Merkato
Every time I'm in Vegas—whether it's with my wife, my mistress, my mistress's kids, my ex-boyfriend, my parents, two high school classmates, two employees of Classmates.com, my wife's mistress, a former teacher, a former would-have-been paramour, two long-legged Negresses, five conventioneers, lead singer of a-ha Morten Harket, and/or former "My So-Called Life" star Lisa Wilhoit—I always insist on venturing away from the Strip for some decent food not underwritten by mobsters and/or containing lobsters.
This "beyond the Strip" mentality tends to challenge most of my Vegas companions, except for those, who, god bless 'em, have the obedience, knack for making a buck, and reluctance-to-have-their-hair-cummed-in of Miss Elisabeth Shue in Leaving Las Vegas.

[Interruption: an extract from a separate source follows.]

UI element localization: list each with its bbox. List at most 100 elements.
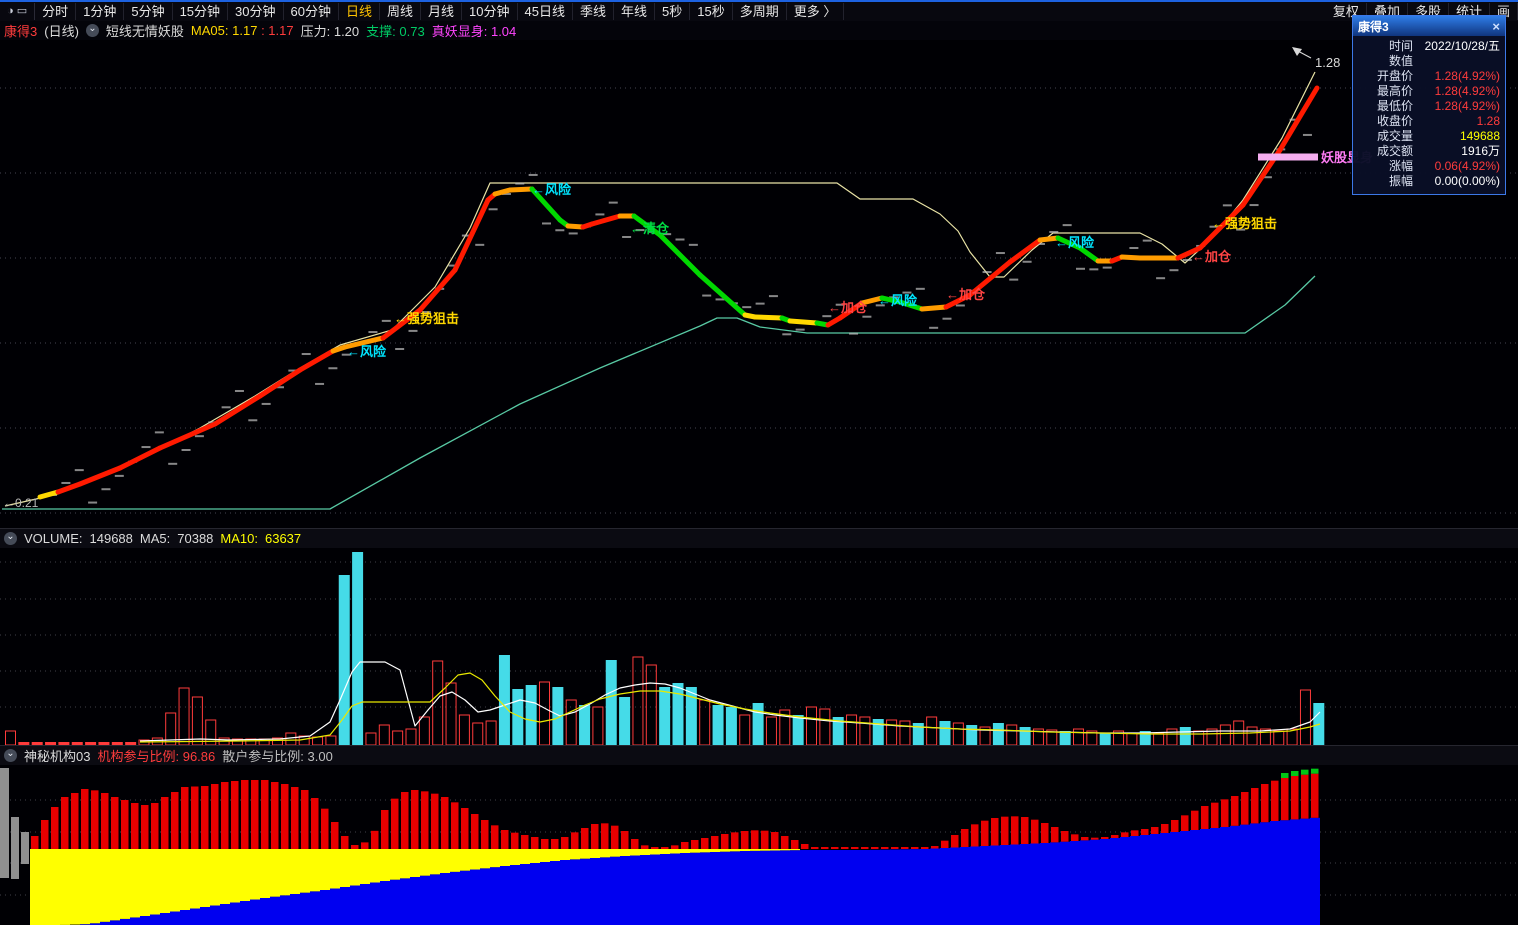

In fact, it was she with whom I dined at Merkato, a fine Ethiopian joint not terribly far from Las Vegas Boulevard, and while I found the dinner entirely pleasant, I must admit I wholly preferred the later evening shenanigans with her brother Andrew Shue, whose better judgment can be bought for a decent buck these days.

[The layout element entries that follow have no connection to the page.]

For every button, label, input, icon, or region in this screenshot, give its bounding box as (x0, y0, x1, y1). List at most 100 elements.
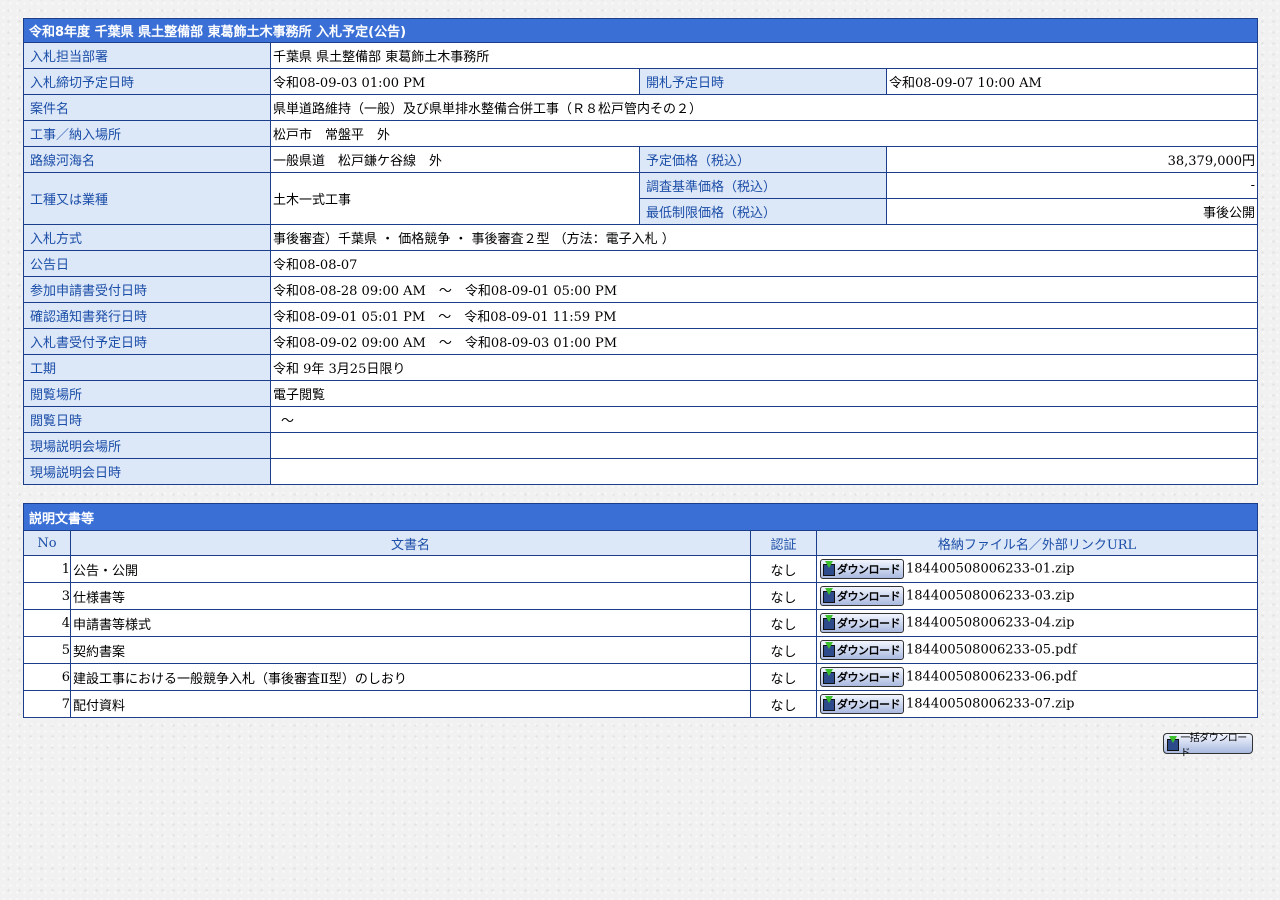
application-label: 参加申請書受付日時 (23, 276, 271, 303)
briefing-date-label: 現場説明会日時 (23, 458, 271, 485)
download-label: ダウンロード (837, 698, 901, 711)
location-label: 工事／納入場所 (23, 120, 271, 147)
doc-name: 公告・公開 (70, 555, 751, 583)
viewing-date-value: ～ (269, 406, 1259, 433)
doc-file-name: 184400508006233-03.zip (906, 588, 1075, 604)
opening-label: 開札予定日時 (639, 68, 887, 95)
confirmation-value: 令和08-09-01 05:01 PM ～ 令和08-09-01 11:59 P… (269, 302, 1259, 329)
table-row: 6 建設工事における一般競争入札（事後審査Ⅱ型）のしおり なし ダウンロード 18440… (23, 663, 1259, 691)
download-label: ダウンロード (837, 644, 901, 657)
col-header-cert: 認証 (750, 530, 817, 556)
download-label: ダウンロード (837, 671, 901, 684)
bid-info-title: 令和8年度 千葉県 県土整備部 東葛飾土木事務所 入札予定(公告) (22, 18, 1259, 43)
download-icon (823, 642, 835, 657)
doc-file-cell: ダウンロード 184400508006233-01.zip (815, 555, 1259, 583)
download-icon (823, 561, 835, 576)
doc-cert: なし (750, 555, 817, 583)
doc-cert: なし (750, 609, 817, 637)
viewing-date-label: 閲覧日時 (23, 406, 271, 433)
doc-cert: なし (750, 690, 817, 718)
doc-file-name: 184400508006233-04.zip (906, 615, 1075, 631)
bid-receipt-value: 令和08-09-02 09:00 AM ～ 令和08-09-03 01:00 P… (269, 328, 1259, 355)
category-label: 工種又は業種 (23, 172, 271, 225)
min-price-label: 最低制限価格（税込） (639, 198, 887, 225)
download-label: ダウンロード (837, 590, 901, 603)
col-header-name: 文書名 (70, 530, 751, 556)
method-value: 事後審査）千葉県 ・ 価格競争 ・ 事後審査２型 （方法：電子入札 ） (269, 224, 1259, 251)
bulk-download-button[interactable]: 一括ダウンロード (1163, 733, 1253, 759)
doc-no: 4 (23, 609, 71, 637)
doc-no: 7 (23, 690, 71, 718)
category-value: 土木一式工事 (270, 172, 640, 225)
project-label: 案件名 (23, 94, 271, 121)
download-icon (823, 669, 835, 684)
doc-no: 6 (23, 663, 71, 691)
download-button[interactable]: ダウンロード (820, 667, 904, 687)
download-icon (823, 696, 835, 711)
table-row: 4 申請書等様式 なし ダウンロード 184400508006233-04.zip (23, 609, 1259, 637)
dept-value: 千葉県 県土整備部 東葛飾土木事務所 (269, 42, 1259, 69)
opening-value: 令和08-09-07 10:00 AM (885, 68, 1259, 95)
doc-file-cell: ダウンロード 184400508006233-03.zip (815, 582, 1259, 610)
doc-file-cell: ダウンロード 184400508006233-04.zip (815, 609, 1259, 637)
doc-file-cell: ダウンロード 184400508006233-07.zip (815, 690, 1259, 718)
download-icon (1167, 735, 1179, 751)
doc-cert: なし (750, 663, 817, 691)
table-row: 7 配付資料 なし ダウンロード 184400508006233-07.zip (23, 690, 1259, 718)
download-button[interactable]: ダウンロード (820, 694, 904, 714)
doc-name: 仕様書等 (70, 582, 751, 610)
method-label: 入札方式 (23, 224, 271, 251)
download-button[interactable]: ダウンロード (820, 586, 904, 606)
doc-no: 3 (23, 582, 71, 610)
min-price-value: 事後公開 (885, 198, 1259, 225)
route-value: 一般県道 松戸鎌ケ谷線 外 (270, 146, 640, 173)
doc-file-cell: ダウンロード 184400508006233-06.pdf (815, 663, 1259, 691)
doc-cert: なし (750, 636, 817, 664)
viewing-place-value: 電子閲覧 (269, 380, 1259, 407)
price-value: 38,379,000円 (885, 146, 1259, 173)
doc-name: 建設工事における一般競争入札（事後審査Ⅱ型）のしおり (70, 663, 751, 691)
download-icon (823, 588, 835, 603)
doc-name: 契約書案 (70, 636, 751, 664)
doc-file-cell: ダウンロード 184400508006233-05.pdf (815, 636, 1259, 664)
doc-file-name: 184400508006233-07.zip (906, 696, 1075, 712)
notice-date-value: 令和08-08-07 (269, 250, 1259, 277)
download-button[interactable]: ダウンロード (820, 559, 904, 579)
col-header-no: No (23, 530, 71, 556)
briefing-place-label: 現場説明会場所 (23, 432, 271, 459)
bid-info-table: 令和8年度 千葉県 県土整備部 東葛飾土木事務所 入札予定(公告) 入札担当部署… (22, 18, 1259, 485)
doc-name: 申請書等様式 (70, 609, 751, 637)
doc-file-name: 184400508006233-06.pdf (906, 669, 1077, 685)
documents-table: 説明文書等 No 文書名 認証 格納ファイル名／外部リンクURL 1 公告・公開な… (22, 503, 1259, 718)
documents-title: 説明文書等 (22, 503, 1259, 531)
doc-file-name: 184400508006233-01.zip (906, 561, 1075, 577)
survey-price-value: - (885, 172, 1259, 199)
briefing-date-value (269, 458, 1259, 485)
route-label: 路線河海名 (23, 146, 271, 173)
survey-price-label: 調査基準価格（税込） (639, 172, 887, 199)
documents-section: 説明文書等 No 文書名 認証 格納ファイル名／外部リンクURL 1 公告・公開な… (22, 503, 1259, 718)
table-row: 5 契約書案 なし ダウンロード 184400508006233-05.pdf (23, 636, 1259, 664)
bid-receipt-label: 入札書受付予定日時 (23, 328, 271, 355)
dept-label: 入札担当部署 (23, 42, 271, 69)
main-content: 令和8年度 千葉県 県土整備部 東葛飾土木事務所 入札予定(公告) 入札担当部署… (22, 18, 1259, 718)
table-row: 3 仕様書等 なし ダウンロード 184400508006233-03.zip (23, 582, 1259, 610)
download-icon (823, 615, 835, 630)
download-button[interactable]: ダウンロード (820, 640, 904, 660)
period-value: 令和 9年 3月25日限り (269, 354, 1259, 381)
viewing-place-label: 閲覧場所 (23, 380, 271, 407)
doc-no: 1 (23, 555, 71, 583)
confirmation-label: 確認通知書発行日時 (23, 302, 271, 329)
col-header-file: 格納ファイル名／外部リンクURL (815, 530, 1259, 556)
doc-cert: なし (750, 582, 817, 610)
table-row: 1 公告・公開 なし ダウンロード 184400508006233-01.zip (23, 555, 1259, 583)
download-label: ダウンロード (837, 563, 901, 576)
doc-no: 5 (23, 636, 71, 664)
briefing-place-value (269, 432, 1259, 459)
price-label: 予定価格（税込） (639, 146, 887, 173)
doc-file-name: 184400508006233-05.pdf (906, 642, 1077, 658)
period-label: 工期 (23, 354, 271, 381)
deadline-label: 入札締切予定日時 (23, 68, 271, 95)
application-value: 令和08-08-28 09:00 AM ～ 令和08-09-01 05:00 P… (269, 276, 1259, 303)
download-button[interactable]: ダウンロード (820, 613, 904, 633)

We shared the veggie combo plate and some good conversation about where Las Vegas is going these days. Some say it will end up in the hands of the magicians; some back the entertainers; others insist the comedians will land on top. Me, I'm trawling the outskirts, enjoying the genuine ethnic treasures, whether they be on-point Ethiopian dinners or off-point Ethiopian escorts.